According to the AFP newswire, the first test of the commercial spacecraft Dragon, by SpaceX will take place in March, heralding a new age in space travel where vehicles made by commercial companies send craft into space rather than it being the sole domain of government entities such as NASA.
Dragon which is owned by SpaceX, could launch as early as March 20, which would have it docking with the International Space Station (ISS ) a few days later. Dragon was founded by Internet entrepreneur and PayPal founder, Elon Musk; the name refers to its original moniker, Space Exploration Technologies Corporation, which according to the SpaceX site, was started in 2002. The company’s initial projects, the Falcon 1 and Falcon 9 were space boosters designed to send a payload into space. Because of the the company demonstrated with those ventures, NASA awarded the company a contract to build and run the Dragon project.
Up till now, the only commercial vehicle to go into space has been the Virgin Galactic manned Spaceship Two, which won the X-Prize for being the first to do so. That vehicle just barely makes into space, and some argue that it actually only goes as far as the outer atmosphere. The Dragon, in contrast will travel into “real” space where it will hook up and eventually deliver supplies to the ISS. The company says it’s not beyond the pale to imagine one day carrying passengers as well, due to the fact that it will of course carry life support from the outside to provide for the crew.
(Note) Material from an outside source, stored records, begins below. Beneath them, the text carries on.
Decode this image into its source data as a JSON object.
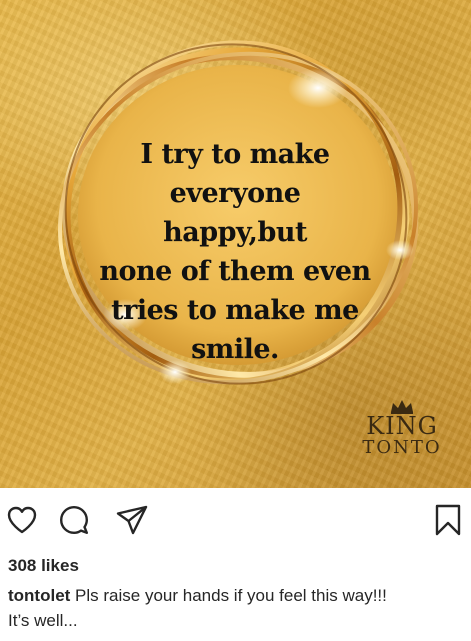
{
  "post": {
    "quote": "I try to make\neveryone happy,but\nnone of them even\ntries to make me\nsmile.",
    "brand": {
      "line1": "KING",
      "line2": "TONTO"
    },
    "crown_icon": "crown-icon"
  },
  "actions": {
    "like_icon": "heart-icon",
    "comment_icon": "comment-icon",
    "share_icon": "send-icon",
    "save_icon": "bookmark-icon"
  },
  "likes": "308 likes",
  "caption": {
    "username": "tontolet",
    "text": " Pls raise your hands if you feel this way!!!",
    "more": "It’s well..."
  },
  "colors": {
    "gold_bg": "#d9a437",
    "ring_gold": "#f0c060",
    "text_dark": "#262626"
  }
}
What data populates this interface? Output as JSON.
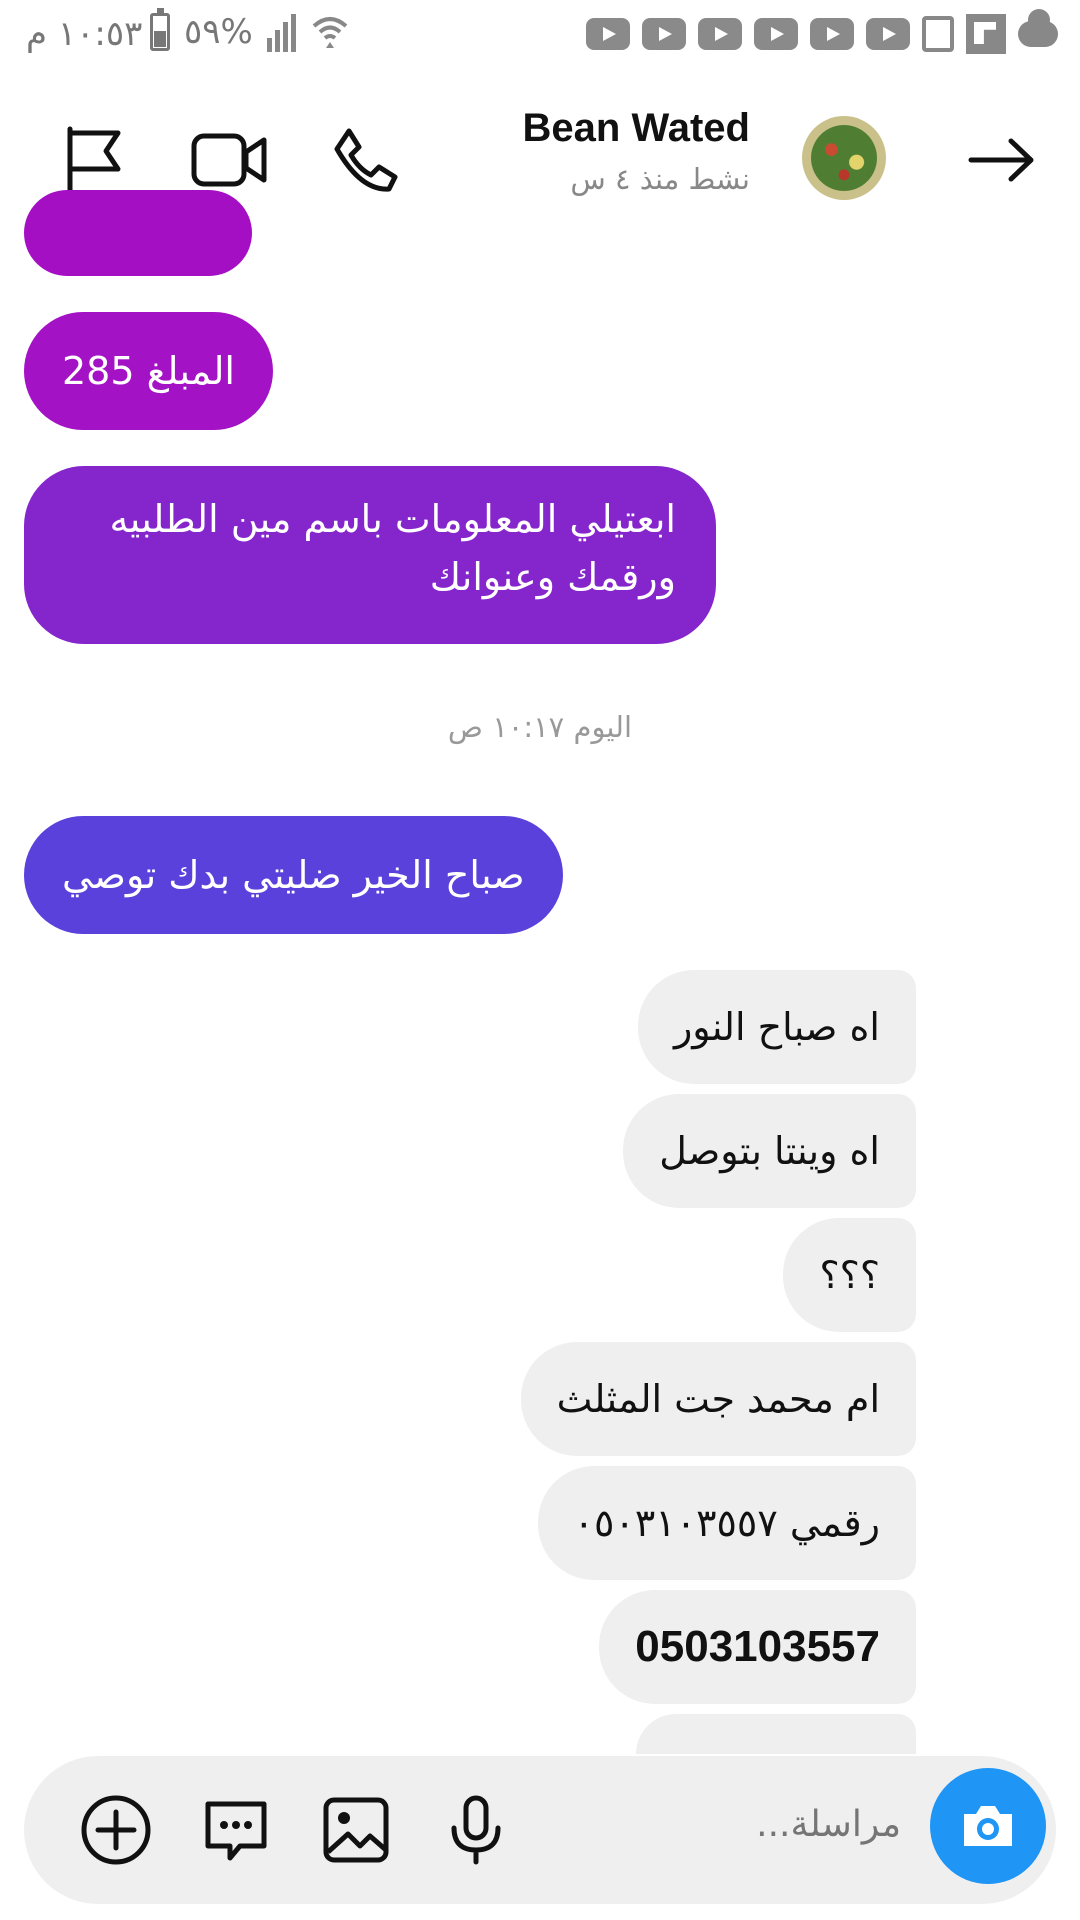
{
  "status_bar": {
    "time": "١٠:٥٣ م",
    "battery": "%٥٩",
    "icons": [
      "wifi-icon",
      "signal-icon",
      "battery-icon",
      "youtube-icon",
      "image-icon",
      "flipboard-icon",
      "cloud-icon"
    ]
  },
  "header": {
    "contact_name": "Bean Wated",
    "contact_status": "نشط منذ ٤ س",
    "icons": [
      "flag-icon",
      "video-call-icon",
      "phone-icon",
      "forward-arrow-icon"
    ]
  },
  "messages": [
    {
      "id": "m1",
      "side": "sent",
      "text": "المبلغ 285"
    },
    {
      "id": "m2",
      "side": "sent",
      "text": "ابعتيلي المعلومات باسم مين الطلبيه",
      "text2": "ورقمك وعنوانك"
    },
    {
      "id": "m3",
      "side": "sent",
      "text": "صباح الخير ضليتي بدك توصي"
    },
    {
      "id": "r1",
      "side": "received",
      "text": "اه صباح النور"
    },
    {
      "id": "r2",
      "side": "received",
      "text": "اه وينتا بتوصل"
    },
    {
      "id": "r3",
      "side": "received",
      "text": "؟؟؟"
    },
    {
      "id": "r4",
      "side": "received",
      "text": "ام محمد جت المثلث"
    },
    {
      "id": "r5",
      "side": "received",
      "text": "رقمي ٠٥٠٣١٠٣٥٥٧"
    },
    {
      "id": "r6",
      "side": "received",
      "text": "0503103557"
    }
  ],
  "timestamp": "اليوم ١٠:١٧ ص",
  "composer": {
    "placeholder": "مراسلة...",
    "icons": [
      "add-icon",
      "sticker-icon",
      "gallery-icon",
      "microphone-icon",
      "camera-icon"
    ]
  },
  "colors": {
    "gradient_top": "#a50fc4",
    "gradient_mid": "#7b2bd1",
    "gradient_bottom": "#5b41db",
    "received_bg": "#efefef",
    "camera_blue": "#1f95f5"
  }
}
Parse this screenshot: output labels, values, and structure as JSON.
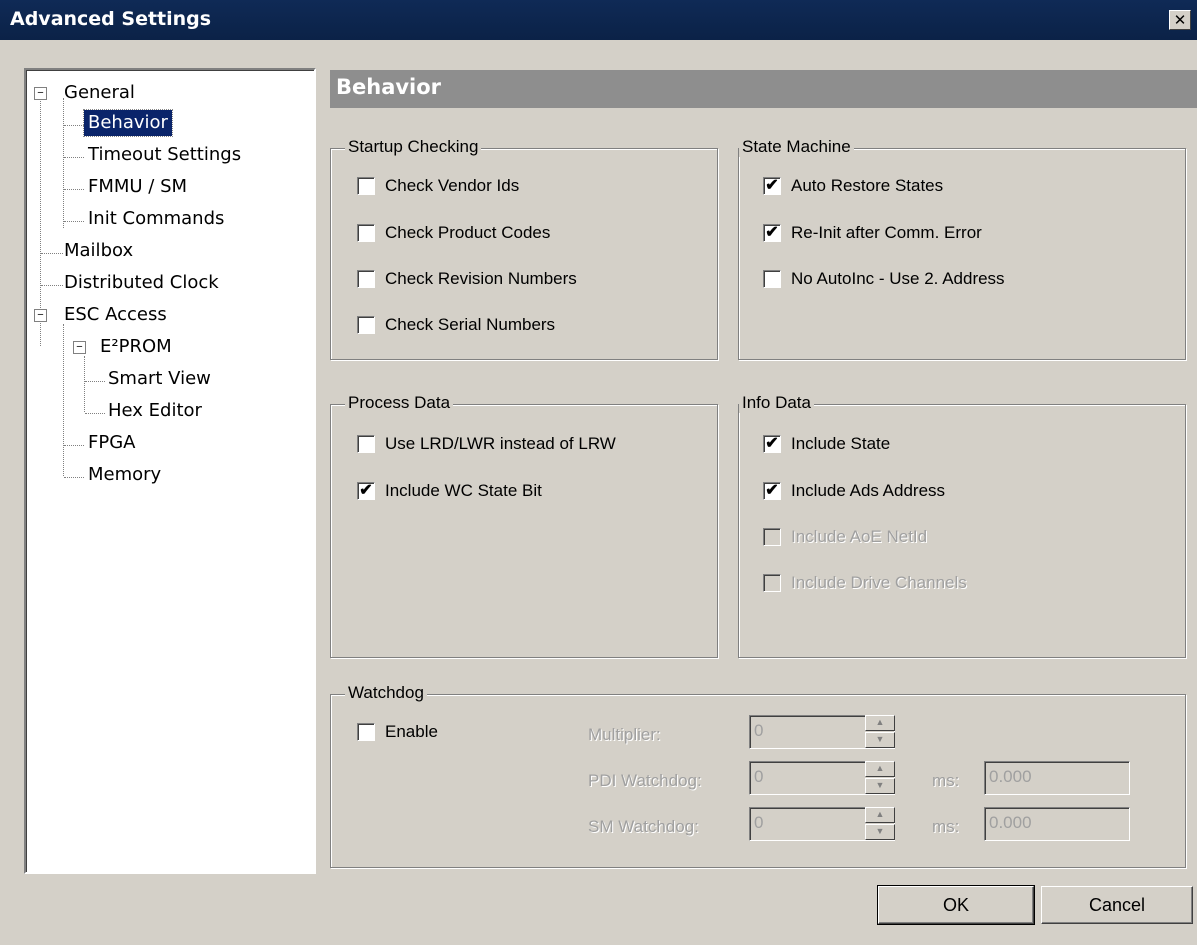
{
  "window": {
    "title": "Advanced Settings",
    "close_glyph": "✕"
  },
  "tree": {
    "items": [
      {
        "label": "General",
        "expander": "−"
      },
      {
        "label": "Behavior"
      },
      {
        "label": "Timeout Settings"
      },
      {
        "label": "FMMU / SM"
      },
      {
        "label": "Init Commands"
      },
      {
        "label": "Mailbox"
      },
      {
        "label": "Distributed Clock"
      },
      {
        "label": "ESC Access",
        "expander": "−"
      },
      {
        "label": "E²PROM",
        "expander": "−"
      },
      {
        "label": "Smart View"
      },
      {
        "label": "Hex Editor"
      },
      {
        "label": "FPGA"
      },
      {
        "label": "Memory"
      }
    ],
    "selected": "Behavior"
  },
  "header": {
    "title": "Behavior"
  },
  "startup": {
    "legend": "Startup Checking",
    "items": [
      {
        "label": "Check Vendor Ids",
        "check": ""
      },
      {
        "label": "Check Product Codes",
        "check": ""
      },
      {
        "label": "Check Revision Numbers",
        "check": ""
      },
      {
        "label": "Check Serial Numbers",
        "check": ""
      }
    ]
  },
  "state_machine": {
    "legend": "State Machine",
    "items": [
      {
        "label": "Auto Restore States",
        "check": "✔"
      },
      {
        "label": "Re-Init after Comm. Error",
        "check": "✔"
      },
      {
        "label": "No AutoInc - Use 2. Address",
        "check": ""
      }
    ]
  },
  "process_data": {
    "legend": "Process Data",
    "items": [
      {
        "label": "Use LRD/LWR instead of LRW",
        "check": ""
      },
      {
        "label": "Include WC State Bit",
        "check": "✔"
      }
    ]
  },
  "info_data": {
    "legend": "Info Data",
    "items": [
      {
        "label": "Include State",
        "check": "✔"
      },
      {
        "label": "Include Ads Address",
        "check": "✔"
      },
      {
        "label": "Include AoE NetId",
        "check": ""
      },
      {
        "label": "Include Drive Channels",
        "check": ""
      }
    ]
  },
  "watchdog": {
    "legend": "Watchdog",
    "enable_label": "Enable",
    "enable_check": "",
    "multiplier_label": "Multiplier:",
    "multiplier_value": "0",
    "pdi_label": "PDI Watchdog:",
    "pdi_value": "0",
    "pdi_ms_label": "ms:",
    "pdi_ms_value": "0.000",
    "sm_label": "SM Watchdog:",
    "sm_value": "0",
    "sm_ms_label": "ms:",
    "sm_ms_value": "0.000",
    "spin_up": "▲",
    "spin_down": "▼"
  },
  "buttons": {
    "ok": "OK",
    "cancel": "Cancel"
  }
}
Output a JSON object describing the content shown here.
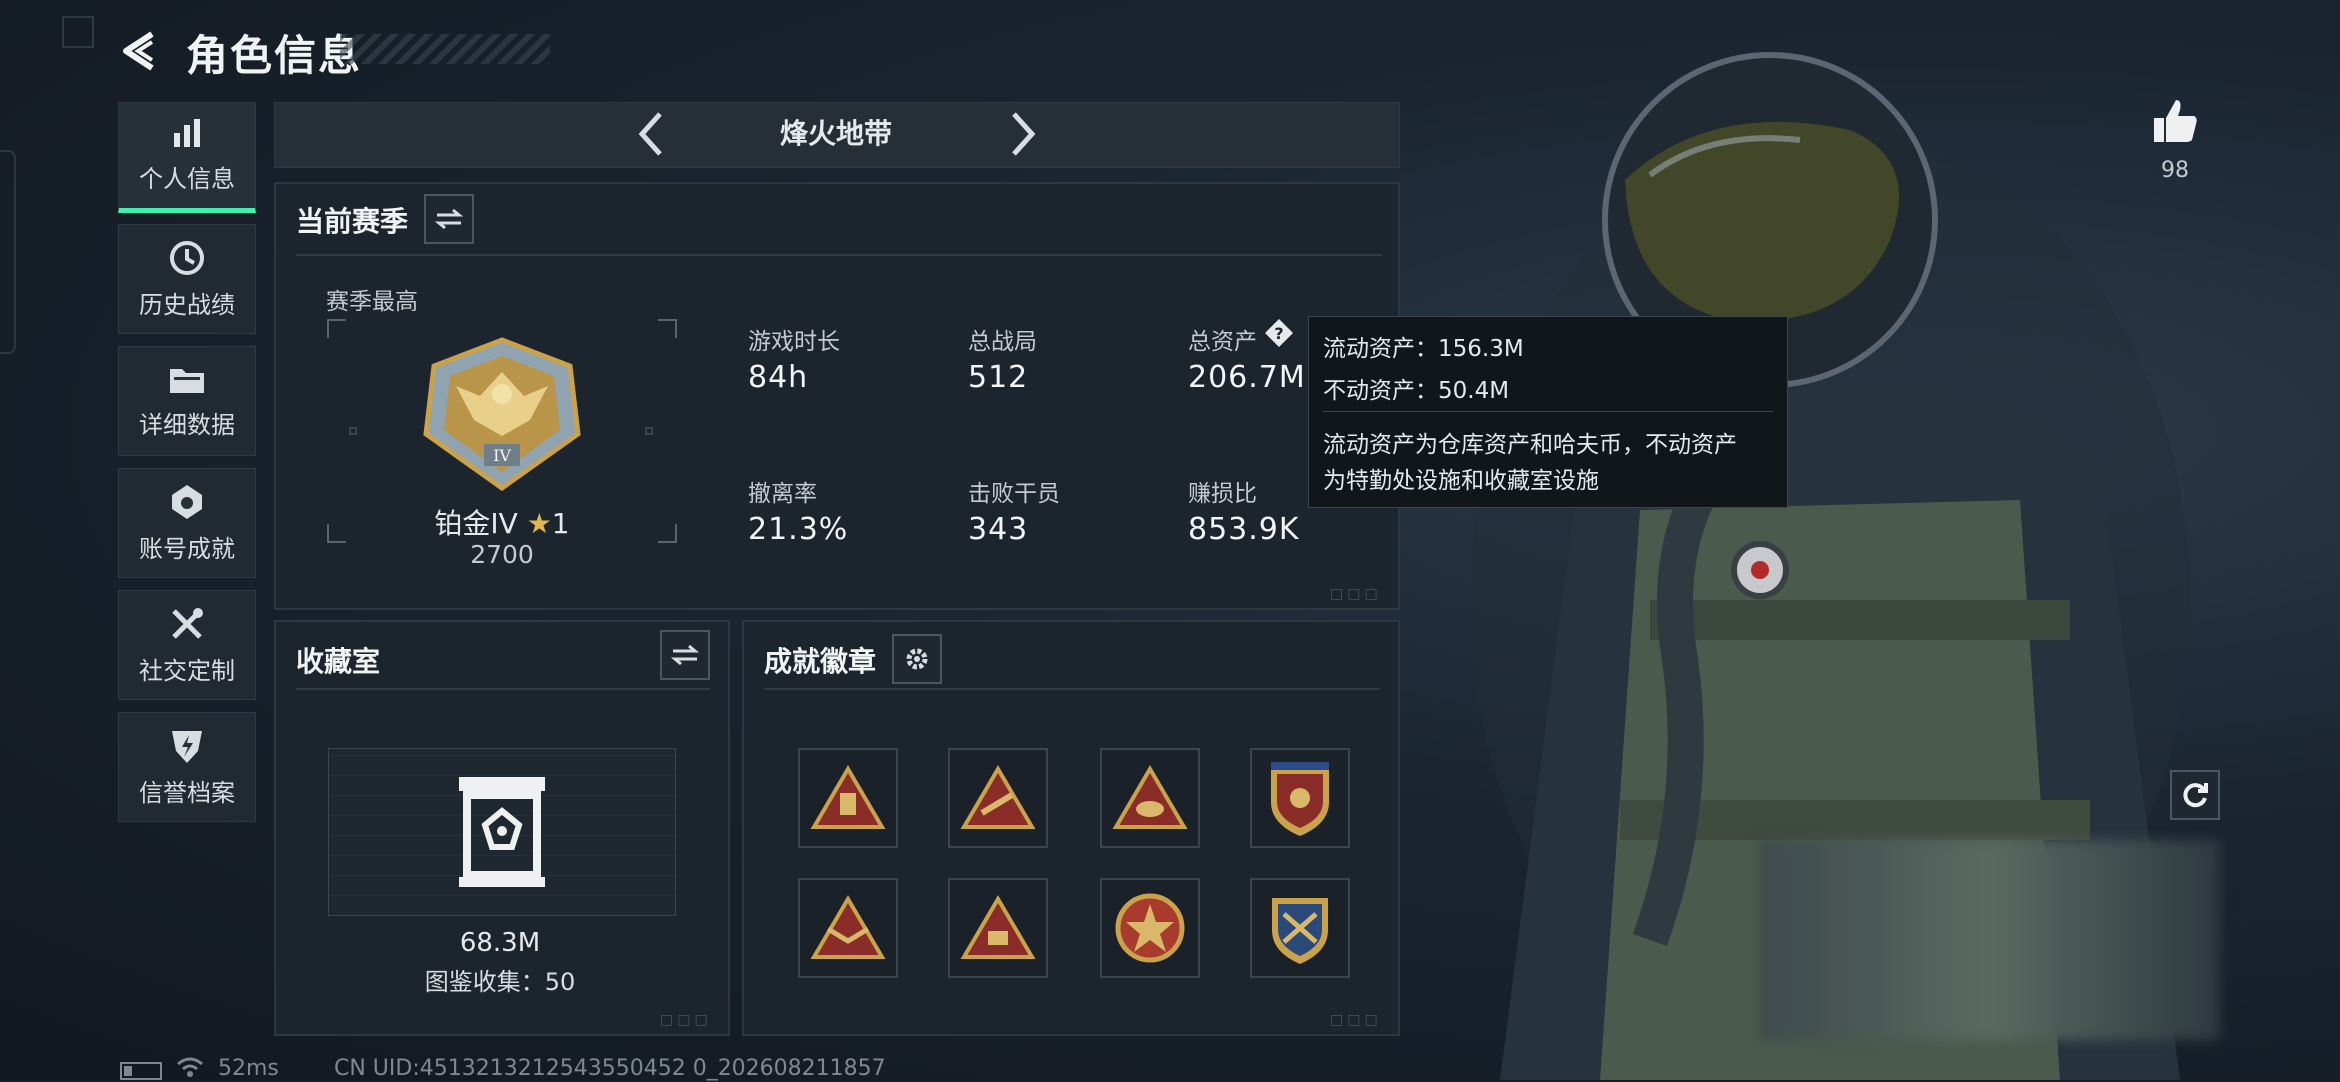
{
  "header": {
    "title": "角色信息"
  },
  "sidebar": {
    "items": [
      {
        "label": "个人信息",
        "icon": "bar-chart-icon",
        "active": true
      },
      {
        "label": "历史战绩",
        "icon": "clock-history-icon"
      },
      {
        "label": "详细数据",
        "icon": "folder-icon"
      },
      {
        "label": "账号成就",
        "icon": "medal-icon"
      },
      {
        "label": "社交定制",
        "icon": "tools-icon"
      },
      {
        "label": "信誉档案",
        "icon": "shield-bolt-icon"
      }
    ]
  },
  "mode_selector": {
    "current": "烽火地带"
  },
  "season": {
    "title": "当前赛季",
    "highest_label": "赛季最高",
    "rank_name": "铂金IV",
    "rank_stars": "1",
    "rank_points": "2700",
    "stats": [
      {
        "label": "游戏时长",
        "value": "84h"
      },
      {
        "label": "总战局",
        "value": "512"
      },
      {
        "label": "总资产",
        "value": "206.7M"
      },
      {
        "label": "撤离率",
        "value": "21.3%"
      },
      {
        "label": "击败干员",
        "value": "343"
      },
      {
        "label": "赚损比",
        "value": "853.9K"
      }
    ]
  },
  "tooltip": {
    "liquid": "流动资产：156.3M",
    "fixed": "不动资产：50.4M",
    "desc1": "流动资产为仓库资产和哈夫币，不动资产",
    "desc2": "为特勤处设施和收藏室设施"
  },
  "collection": {
    "title": "收藏室",
    "value": "68.3M",
    "catalog": "图鉴收集：50"
  },
  "badges": {
    "title": "成就徽章"
  },
  "likes": {
    "count": "98"
  },
  "status_bar": {
    "ping": "52ms",
    "uid": "CN UID:4513213212543550452 0_202608211857"
  },
  "colors": {
    "accent": "#3ef0b4",
    "gold": "#c9a24a",
    "badge_red": "#8a2d28"
  }
}
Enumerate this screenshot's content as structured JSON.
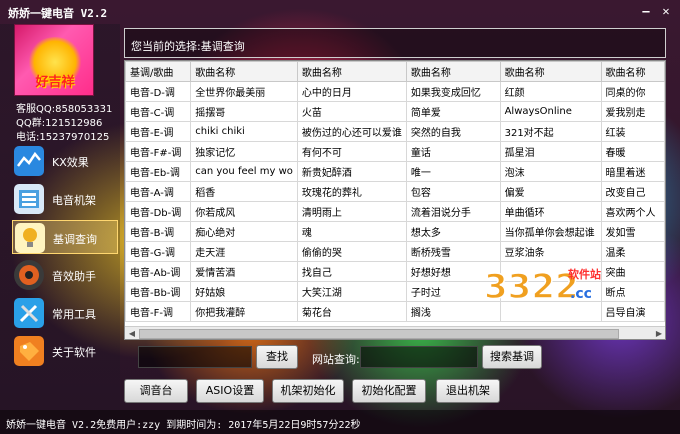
{
  "window": {
    "title": "娇娇一键电音 V2.2"
  },
  "logo": {
    "text": "好吉祥"
  },
  "contact": {
    "service_qq": "客服QQ:858053331",
    "group_qq": "QQ群:121512986",
    "phone": "电话:15237970125"
  },
  "sidebar": {
    "items": [
      {
        "label": "KX效果",
        "icon": "wave-icon",
        "color": "#2a88e0"
      },
      {
        "label": "电音机架",
        "icon": "rack-icon",
        "color": "#4aa0e0"
      },
      {
        "label": "基调查询",
        "icon": "bulb-icon",
        "color": "#f0b020"
      },
      {
        "label": "音效助手",
        "icon": "speaker-icon",
        "color": "#e06020"
      },
      {
        "label": "常用工具",
        "icon": "tools-icon",
        "color": "#2aa0e8"
      },
      {
        "label": "关于软件",
        "icon": "tag-icon",
        "color": "#f08020"
      }
    ]
  },
  "status": {
    "current": "您当前的选择:基调查询"
  },
  "table": {
    "headers": [
      "基调/歌曲",
      "歌曲名称",
      "歌曲名称",
      "歌曲名称",
      "歌曲名称",
      "歌曲名称"
    ],
    "rows": [
      [
        "电音-D-调",
        "全世界你最美丽",
        "心中的日月",
        "如果我变成回忆",
        "红颜",
        "同桌的你"
      ],
      [
        "电音-C-调",
        "摇摆哥",
        "火苗",
        "简单爱",
        "AlwaysOnline",
        "爱我别走"
      ],
      [
        "电音-E-调",
        "chiki chiki",
        "被伤过的心还可以爱谁",
        "突然的自我",
        "321对不起",
        "红装"
      ],
      [
        "电音-F#-调",
        "独家记忆",
        "有何不可",
        "童话",
        "孤星泪",
        "春暖"
      ],
      [
        "电音-Eb-调",
        "can you feel my wo",
        "新贵妃醉酒",
        "唯一",
        "泡沫",
        "暗里着迷"
      ],
      [
        "电音-A-调",
        "稻香",
        "玫瑰花的葬礼",
        "包容",
        "偏爱",
        "改变自己"
      ],
      [
        "电音-Db-调",
        "你若成风",
        "清明雨上",
        "流着泪说分手",
        "单曲循环",
        "喜欢两个人"
      ],
      [
        "电音-B-调",
        "痴心绝对",
        "魂",
        "想太多",
        "当你孤单你会想起谁",
        "发如雪"
      ],
      [
        "电音-G-调",
        "走天涯",
        "偷偷的哭",
        "断桥残雪",
        "豆浆油条",
        "温柔"
      ],
      [
        "电音-Ab-调",
        "爱情苦酒",
        "找自己",
        "好想好想",
        "",
        "突曲"
      ],
      [
        "电音-Bb-调",
        "好姑娘",
        "大笑江湖",
        "子时过",
        "",
        "断点"
      ],
      [
        "电音-F-调",
        "你把我灌醉",
        "菊花台",
        "搁浅",
        "",
        "吕导自演"
      ]
    ]
  },
  "search": {
    "value": "",
    "button": "查找"
  },
  "url_query": {
    "label": "网站查询:",
    "value": "",
    "button": "搜索基调"
  },
  "toolbar": {
    "buttons": [
      "调音台",
      "ASIO设置",
      "机架初始化",
      "初始化配置",
      "退出机架"
    ]
  },
  "statusbar": {
    "text": "娇娇一键电音 V2.2免费用户:zzy  到期时间为: 2017年5月22日9时57分22秒"
  },
  "watermark": {
    "text": "3322",
    "site": "软件站",
    "domain": ".cc"
  }
}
The SpaceX project is a big deal to NASA since the retirement of the Space Shuttle has literally left the country beholden to the Russians to carry people and cargo to the ISS, which is a gamble, because it’s a relationship that could be severed at any time. Also because of recent setbacks by the Russian space agency, most notably the failure of its Mars explorer to make it past the Earth’s orbit, there are questions about how reliable and safe that option will be in the future.
Dragon’s first mission will be a fly-by of the ISS to make sure things are all as they should be. After that a flight will be scheduled where Dragon will actually dock with the station using existing technology on the ISS. Following the conclusion of its mission, Dragon will splash down off the coast of California in the Pacific Ocean, where it will be retrieved by SpaceX.